When asked, Riudavets attributed his longevity to a life of moderation.

Riudavets died at the age of 114 years, 81 days after having a cold for a few days. He was survived by two younger half-brothers: Pere, who died in 2006 at the age of 105, and Josep, who died in 2009 at the age of 102. At the time of his death, Riudavets was believed to be the oldest Spanish person ever. However, subsequent research by the International Database on Longevity has revealed that two women had been older than Riudavets at the time of their deaths. He became the oldest recognized living person in Europe following Maria Teresa Fumarola Ligorio's death on 14 May 2003, and oldest recognized living man in the world following Yukichi Chuganji's death on 28 September 2003. After Riudavets' death, Fred Harold Hale became the world's oldest man.

=== Ana María Vela Rubio ===
Ana María Vela Rubio (29 October 1901 – 15 December 2017) was born in Puente Genil, Andalusia. She worked as a dressmaker in her youth. She never married her partner as her parents objected to him, but the two had several children. Her daughter, also named Ana, lived with her. Rubio became the oldest verified Spaniard ever on 6 June 2016, when she surpassed the age of María Antonia Castro who had died in 1996, aged 114 years, 220 days. She became the oldest living European upon the death of Emma Morano on 15 April 2017. She went on to live to 116 years and 47 days.
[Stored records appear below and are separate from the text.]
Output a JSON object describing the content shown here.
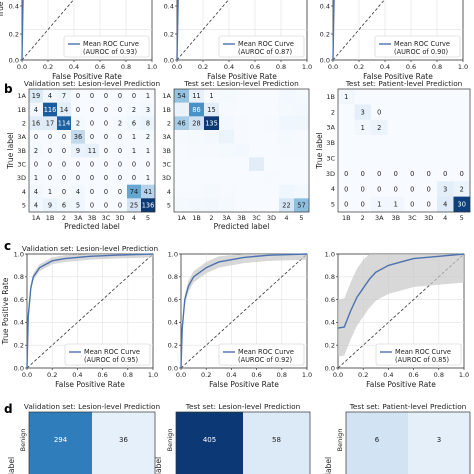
{
  "panel_labels": [
    "b",
    "c",
    "d"
  ],
  "chart_data": [
    {
      "id": "a1",
      "type": "line",
      "xlabel": "False Positive Rate",
      "ylabel": "True Positive Rate",
      "legend": {
        "line1": "Mean ROC Curve",
        "line2": "(AUROC of 0.93)",
        "placement": "bottom-right"
      },
      "xticks": [
        "0.0",
        "0.2",
        "0.4",
        "0.6",
        "0.8",
        "1.0"
      ],
      "yticks": [
        "0.4",
        "0.2",
        "0.0"
      ],
      "series": [
        {
          "x": [
            0,
            0.01,
            0.02,
            0.05,
            0.2,
            1.0
          ],
          "y": [
            0,
            0.5,
            0.8,
            0.93,
            0.98,
            1.0
          ]
        }
      ],
      "xlim": [
        0,
        1
      ],
      "ylim": [
        0,
        1
      ],
      "grid": true
    },
    {
      "id": "a2",
      "type": "line",
      "xlabel": "False Positive Rate",
      "ylabel": "",
      "legend": {
        "line1": "Mean ROC Curve",
        "line2": "(AUROC of 0.87)",
        "placement": "bottom-right"
      },
      "xticks": [
        "0.0",
        "0.2",
        "0.4",
        "0.6",
        "0.8",
        "1.0"
      ],
      "yticks": [
        "0.4",
        "0.2",
        "0.0"
      ],
      "series": [
        {
          "x": [
            0,
            0.01,
            0.02,
            0.06,
            0.25,
            1.0
          ],
          "y": [
            0,
            0.45,
            0.72,
            0.86,
            0.95,
            1.0
          ]
        }
      ],
      "xlim": [
        0,
        1
      ],
      "ylim": [
        0,
        1
      ],
      "grid": true
    },
    {
      "id": "a3",
      "type": "line",
      "xlabel": "False Positive Rate",
      "ylabel": "",
      "legend": {
        "line1": "Mean ROC Curve",
        "line2": "(AUROC of 0.90)",
        "placement": "bottom-right"
      },
      "xticks": [
        "0.0",
        "0.2",
        "0.4",
        "0.6",
        "0.8",
        "1.0"
      ],
      "yticks": [
        "0.4",
        "0.2",
        "0.0"
      ],
      "series": [
        {
          "x": [
            0,
            0.01,
            0.02,
            0.05,
            0.25,
            1.0
          ],
          "y": [
            0,
            0.5,
            0.75,
            0.9,
            0.97,
            1.0
          ]
        }
      ],
      "xlim": [
        0,
        1
      ],
      "ylim": [
        0,
        1
      ],
      "grid": true
    },
    {
      "id": "b1",
      "type": "heatmap",
      "title": "Validation set: Lesion-level Prediction",
      "xlabel": "Predicted label",
      "ylabel": "True label",
      "row_labels": [
        "1A",
        "1B",
        "2",
        "3A",
        "3B",
        "3C",
        "3D",
        "4",
        "5"
      ],
      "col_labels": [
        "1A",
        "1B",
        "2",
        "3A",
        "3B",
        "3C",
        "3D",
        "4",
        "5"
      ],
      "cells": [
        [
          "19",
          "4",
          "7",
          "0",
          "0",
          "0",
          "0",
          "0",
          "1"
        ],
        [
          "4",
          "116",
          "14",
          "0",
          "0",
          "0",
          "0",
          "2",
          "3"
        ],
        [
          "16",
          "17",
          "114",
          "2",
          "0",
          "0",
          "2",
          "6",
          "8"
        ],
        [
          "0",
          "0",
          "0",
          "36",
          "0",
          "0",
          "0",
          "1",
          "2"
        ],
        [
          "2",
          "0",
          "0",
          "9",
          "11",
          "0",
          "0",
          "1",
          "1"
        ],
        [
          "0",
          "0",
          "0",
          "0",
          "0",
          "0",
          "0",
          "0",
          "0"
        ],
        [
          "1",
          "0",
          "0",
          "0",
          "0",
          "0",
          "0",
          "0",
          "1"
        ],
        [
          "4",
          "1",
          "0",
          "4",
          "0",
          "0",
          "0",
          "74",
          "41"
        ],
        [
          "4",
          "9",
          "6",
          "5",
          "0",
          "0",
          "0",
          "25",
          "136"
        ]
      ],
      "values": [
        [
          19,
          4,
          7,
          0,
          0,
          0,
          0,
          0,
          1
        ],
        [
          4,
          116,
          14,
          0,
          0,
          0,
          0,
          2,
          3
        ],
        [
          16,
          17,
          114,
          2,
          0,
          0,
          2,
          6,
          8
        ],
        [
          0,
          0,
          0,
          36,
          0,
          0,
          0,
          1,
          2
        ],
        [
          2,
          0,
          0,
          9,
          11,
          0,
          0,
          1,
          1
        ],
        [
          0,
          0,
          0,
          0,
          0,
          0,
          0,
          0,
          0
        ],
        [
          1,
          0,
          0,
          0,
          0,
          0,
          0,
          0,
          1
        ],
        [
          4,
          1,
          0,
          4,
          0,
          0,
          0,
          74,
          41
        ],
        [
          4,
          9,
          6,
          5,
          0,
          0,
          0,
          25,
          136
        ]
      ],
      "vmax": 140
    },
    {
      "id": "b2",
      "type": "heatmap",
      "title": "Test set: Lesion-level Prediction",
      "xlabel": "Predicted label",
      "ylabel": "",
      "row_labels": [
        "1A",
        "1B",
        "2",
        "3A",
        "3B",
        "3C",
        "3D",
        "4",
        "5"
      ],
      "col_labels": [
        "1A",
        "1B",
        "2",
        "3A",
        "3B",
        "3C",
        "3D",
        "4",
        "5"
      ],
      "cells": [
        [
          "54",
          "11",
          "1",
          "",
          "",
          "",
          "",
          "",
          ""
        ],
        [
          "",
          "86",
          "15",
          "",
          "",
          "",
          "",
          "",
          ""
        ],
        [
          "46",
          "28",
          "135",
          "",
          "",
          "",
          "",
          "",
          ""
        ],
        [
          "",
          "",
          "",
          "",
          "",
          "",
          "",
          "",
          ""
        ],
        [
          "",
          "",
          "",
          "",
          "",
          "",
          "",
          "",
          ""
        ],
        [
          "",
          "",
          "",
          "",
          "",
          "",
          "",
          "",
          ""
        ],
        [
          "",
          "",
          "",
          "",
          "",
          "",
          "",
          "",
          ""
        ],
        [
          "",
          "",
          "",
          "",
          "",
          "",
          "",
          "",
          ""
        ],
        [
          "",
          "",
          "",
          "",
          "",
          "",
          "",
          "22",
          "57"
        ]
      ],
      "values": [
        [
          54,
          11,
          1,
          2,
          1,
          0,
          0,
          3,
          2
        ],
        [
          9,
          86,
          15,
          1,
          0,
          0,
          0,
          2,
          3
        ],
        [
          46,
          28,
          135,
          3,
          1,
          0,
          1,
          5,
          6
        ],
        [
          1,
          2,
          3,
          8,
          1,
          0,
          0,
          2,
          1
        ],
        [
          0,
          1,
          1,
          2,
          3,
          0,
          0,
          1,
          1
        ],
        [
          0,
          0,
          0,
          0,
          0,
          15,
          0,
          0,
          0
        ],
        [
          0,
          0,
          0,
          0,
          0,
          0,
          1,
          0,
          0
        ],
        [
          1,
          1,
          2,
          1,
          0,
          0,
          0,
          5,
          3
        ],
        [
          2,
          3,
          4,
          2,
          0,
          0,
          0,
          22,
          57
        ]
      ],
      "vmax": 140
    },
    {
      "id": "b3",
      "type": "heatmap",
      "title": "Test set: Patient-level Prediction",
      "xlabel": "",
      "ylabel": "True label",
      "row_labels": [
        "1B",
        "2",
        "3A",
        "3B",
        "3C",
        "3D",
        "4",
        "5"
      ],
      "col_labels": [
        "1B",
        "2",
        "3A",
        "3B",
        "3C",
        "3D",
        "4",
        "5"
      ],
      "cells": [
        [
          "1",
          "",
          "",
          "",
          "",
          "",
          "",
          ""
        ],
        [
          "",
          "3",
          "0",
          "",
          "",
          "",
          "",
          ""
        ],
        [
          "",
          "1",
          "2",
          "",
          "",
          "",
          "",
          ""
        ],
        [
          "",
          "",
          "",
          "",
          "",
          "",
          "",
          ""
        ],
        [
          "",
          "",
          "",
          "",
          "",
          "",
          "",
          ""
        ],
        [
          "0",
          "0",
          "0",
          "0",
          "0",
          "0",
          "0",
          "0"
        ],
        [
          "0",
          "0",
          "0",
          "0",
          "0",
          "0",
          "3",
          "2"
        ],
        [
          "0",
          "0",
          "1",
          "1",
          "0",
          "0",
          "4",
          "30"
        ]
      ],
      "values": [
        [
          1,
          0,
          0,
          0,
          0,
          0,
          0,
          0
        ],
        [
          0,
          3,
          0,
          0,
          0,
          0,
          0,
          0
        ],
        [
          0,
          1,
          2,
          0,
          0,
          0,
          0,
          0
        ],
        [
          0,
          0,
          0,
          0,
          0,
          0,
          0,
          0
        ],
        [
          0,
          0,
          0,
          0,
          0,
          0,
          0,
          0
        ],
        [
          0,
          0,
          0,
          0,
          0,
          0,
          0,
          0
        ],
        [
          0,
          0,
          0,
          0,
          0,
          0,
          3,
          2
        ],
        [
          0,
          0,
          1,
          1,
          0,
          0,
          4,
          30
        ]
      ],
      "vmax": 32
    },
    {
      "id": "c1",
      "type": "line",
      "title": "Validation set: Lesion-level Prediction",
      "xlabel": "False Positive Rate",
      "ylabel": "True Positive Rate",
      "legend": {
        "line1": "Mean ROC Curve",
        "line2": "(AUROC of 0.95)",
        "placement": "bottom-right"
      },
      "xticks": [
        "0.0",
        "0.2",
        "0.4",
        "0.6",
        "0.8",
        "1.0"
      ],
      "yticks": [
        "0.0",
        "0.2",
        "0.4",
        "0.6",
        "0.8",
        "1.0"
      ],
      "series": [
        {
          "x": [
            0,
            0.01,
            0.03,
            0.05,
            0.1,
            0.2,
            0.3,
            0.5,
            0.7,
            1.0
          ],
          "y": [
            0,
            0.45,
            0.7,
            0.8,
            0.88,
            0.94,
            0.96,
            0.98,
            0.99,
            1.0
          ],
          "band": 0.03
        }
      ],
      "xlim": [
        0,
        1
      ],
      "ylim": [
        0,
        1
      ],
      "grid": true
    },
    {
      "id": "c2",
      "type": "line",
      "title": "",
      "xlabel": "False Positive Rate",
      "ylabel": "",
      "legend": {
        "line1": "Mean ROC Curve",
        "line2": "(AUROC of 0.92)",
        "placement": "bottom-right"
      },
      "xticks": [
        "0.0",
        "0.2",
        "0.4",
        "0.6",
        "0.8",
        "1.0"
      ],
      "yticks": [
        "0.0",
        "0.2",
        "0.4",
        "0.6",
        "0.8",
        "1.0"
      ],
      "series": [
        {
          "x": [
            0,
            0.01,
            0.03,
            0.06,
            0.1,
            0.2,
            0.3,
            0.5,
            0.7,
            1.0
          ],
          "y": [
            0,
            0.35,
            0.6,
            0.72,
            0.8,
            0.88,
            0.93,
            0.97,
            0.99,
            1.0
          ],
          "band": 0.05
        }
      ],
      "xlim": [
        0,
        1
      ],
      "ylim": [
        0,
        1
      ],
      "grid": true
    },
    {
      "id": "c3",
      "type": "line",
      "title": "",
      "xlabel": "False Positive Rate",
      "ylabel": "",
      "legend": {
        "line1": "Mean ROC Curve",
        "line2": "(AUROC of 0.85)",
        "placement": "bottom-right"
      },
      "xticks": [
        "0.0",
        "0.2",
        "0.4",
        "0.6",
        "0.8",
        "1.0"
      ],
      "yticks": [
        "0.0",
        "0.2",
        "0.4",
        "0.6",
        "0.8",
        "1.0"
      ],
      "series": [
        {
          "x": [
            0,
            0.05,
            0.1,
            0.15,
            0.2,
            0.25,
            0.3,
            0.4,
            0.5,
            0.6,
            0.8,
            1.0
          ],
          "y": [
            0.35,
            0.36,
            0.5,
            0.62,
            0.7,
            0.78,
            0.84,
            0.9,
            0.93,
            0.96,
            0.98,
            1.0
          ],
          "band": 0.25
        }
      ],
      "xlim": [
        0,
        1
      ],
      "ylim": [
        0,
        1
      ],
      "grid": true
    },
    {
      "id": "d1",
      "type": "heatmap",
      "title": "Validation set: Lesion-level Prediction",
      "ylabel": "label",
      "row_labels": [
        "Benign"
      ],
      "cells": [
        [
          "294",
          "36"
        ]
      ],
      "values": [
        [
          294,
          36
        ]
      ],
      "vmax": 420
    },
    {
      "id": "d2",
      "type": "heatmap",
      "title": "Test set: Lesion-level Prediction",
      "ylabel": "label",
      "row_labels": [
        "Benign"
      ],
      "cells": [
        [
          "405",
          "58"
        ]
      ],
      "values": [
        [
          405,
          58
        ]
      ],
      "vmax": 420
    },
    {
      "id": "d3",
      "type": "heatmap",
      "title": "Test set: Patient-level Prediction",
      "ylabel": "label",
      "row_labels": [
        "Benign"
      ],
      "cells": [
        [
          "6",
          "3"
        ]
      ],
      "values": [
        [
          6,
          3
        ]
      ],
      "vmax": 32
    }
  ]
}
=== Francisco Núñez Olivera ===
Francisco Núñez Olivera (13 December 1904 – 29 January 2018) was born and lived his whole life in the village of Bienvenida in the Badajoz province of Extremadura. He fought in the Rif War and the Spanish Civil War. He was nicknamed "Marchena" after his resemblance to flamenco singer-songwriter/actor Pepe Marchena. His wife died in 1988, and he survived his two sons. In his later years as a pensioner, he lived with his elder daughter María Antonia. Olivera had his kidney removed when he was 90 and a cataract operation aged 98; he was otherwise in good health. He became the oldest living man after the death of Israel Kristal on August 11, 2017. Olivera lived to 113 years and 47 days. At the time of his death, he was the last surviving Spanish veteran of the Rif War and the oldest veteran of the Spanish Army.

=== Saturnino de la Fuente García ===
Saturnino de la Fuente García (11 February 1909 – 18 January 2022) was born in León. At the age of nine, he caught the Spanish flu. A passionate football fan, he co-founded his neighborhood's local team in 1927. He married Antonina Barrio Gutiérrez in 1933 and they had eight children, one of whom died as a child. In 1936 he was not drafted in the Civil War because of his height (1.50 m). A skilled craftsman, he would go on to establish a shoemaking business, eventually being commissioned to make boots for the army.

He became the oldest verified living man on 12 August 2021, following the death of Emilio Flores Marquez of Puerto Rico. He had 7 daughters, 14 grandchildren and 22 great-grandchildren. Upon his death in January 2022 at the age of 112 years and 341 days, Venezuelan supercentenarian Juan Vicente Pérez became the world's oldest man.